What the evidence does not settle

• Direct head-to-head trials comparing Halo, Moxi, and Fraxel on the same patient population with standardized outcome measures are scarce. Most available data comes from single-arm studies and provider case series.
• Long-term durability beyond 12 months is poorly documented for all three. Moxi is explicitly positioned as a maintenance treatment. Halo and Fraxel results are often described as lasting 1–2 years, but aging continues and re-treatment is expected.
• Fitzpatrick V–VI data remains limited. Vingan et al. (2023) noted that studies for the 1927 nm wavelength in darker skin types were ongoing. Providers should treat higher Fitzpatrick types conservatively and document informed consent about PIH risk regardless of which device is used.

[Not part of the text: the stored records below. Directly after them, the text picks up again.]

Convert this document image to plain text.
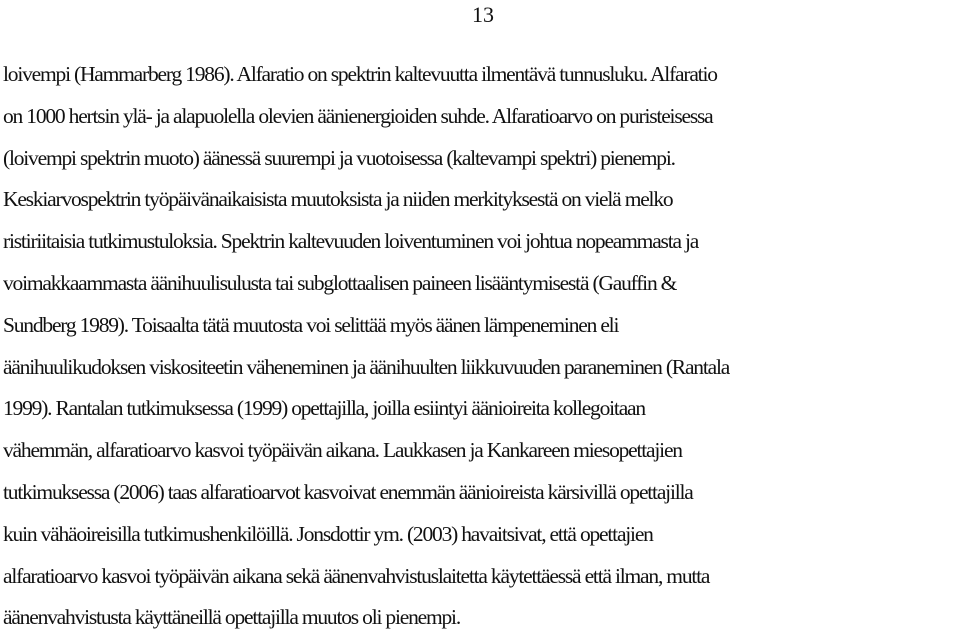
13
loivempi (Hammarberg 1986). Alfaratio on spektrin kaltevuutta ilmentävä tunnusluku. Alfaratio
on 1000 hertsin ylä- ja alapuolella olevien äänienergioiden suhde. Alfaratioarvo on puristeisessa
(loivempi spektrin muoto) äänessä suurempi ja vuotoisessa (kaltevampi spektri) pienempi.
Keskiarvospektrin työpäivänaikaisista muutoksista ja niiden merkityksestä on vielä melko
ristiriitaisia tutkimustuloksia. Spektrin kaltevuuden loiventuminen voi johtua nopeammasta ja
voimakkaammasta äänihuulisulusta tai subglottaalisen paineen lisääntymisestä (Gauffin &
Sundberg 1989). Toisaalta tätä muutosta voi selittää myös äänen lämpeneminen eli
äänihuulikudoksen viskositeetin väheneminen ja äänihuulten liikkuvuuden paraneminen (Rantala
1999). Rantalan tutkimuksessa (1999) opettajilla, joilla esiintyi äänioireita kollegoitaan
vähemmän, alfaratioarvo kasvoi työpäivän aikana. Laukkasen ja Kankareen miesopettajien
tutkimuksessa (2006) taas alfaratioarvot kasvoivat enemmän äänioireista kärsivillä opettajilla
kuin vähäoireisilla tutkimushenkilöillä. Jonsdottir ym. (2003) havaitsivat, että opettajien
alfaratioarvo kasvoi työpäivän aikana sekä äänenvahvistuslaitetta käytettäessä että ilman, mutta
äänenvahvistusta käyttäneillä opettajilla muutos oli pienempi.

Questions to ask a provider

• Which platform do you use, and why did you choose it over the alternatives?
• How many of these treatments have you performed, and in what Fitzpatrick range?
• What settings do you plan to use, and how will you adjust them if my skin reacts differently than expected?
• What does the total cost look like for the recommended number of sessions?
• What is your protocol if I develop hyperpigmentation after treatment?

Sources

• Sciton, Inc. JOULE 1927 nm Laser System, FDA 510(k) K182173, 2019. Available at: https://www.accessdata.fda.gov/cdrh_docs/pdf18/K182173.pdf
• Sciton. HALO Hybrid Fractional Laser product page. https://sciton.com/halo/
• Sciton. MOXI product page. https://sciton.com/moxi/
• Solta Medical. Fraxel DUAL 1550/1927 indications and safety information. https://www.solta.com/
• Manstein D, Herron GS, Sink RK, et al. Fractional photothermolysis: a new concept for cutaneous remodeling using microscopic patterns of thermal injury. Lasers Surg Med. 2004;34(5):426-438.
• Vingan A, et al. Safety and efficacy of a novel 1927 nm non-ablative fractional laser for the improvement of photodamage. J Cosmet Dermatol. 2023.
• Graber EM, et al. 1,550 nm erbium-doped and 1,927 nm thulium nonablative fractional laser system: best practices and treatment setting recommendations. J Clin Aesthet Dermatol. 2022;15(2):E61-E69. Available at: https://pmc.ncbi.nlm.nih.gov/articles/PMC8806037/
• Waibel JS, Robb CW, Tanzi EL, Pozner JN. Hybrid fractional laser: a multi-center trial on the safety and efficacy for photorejuvenation. J Drugs Dermatol. 2018;17(11).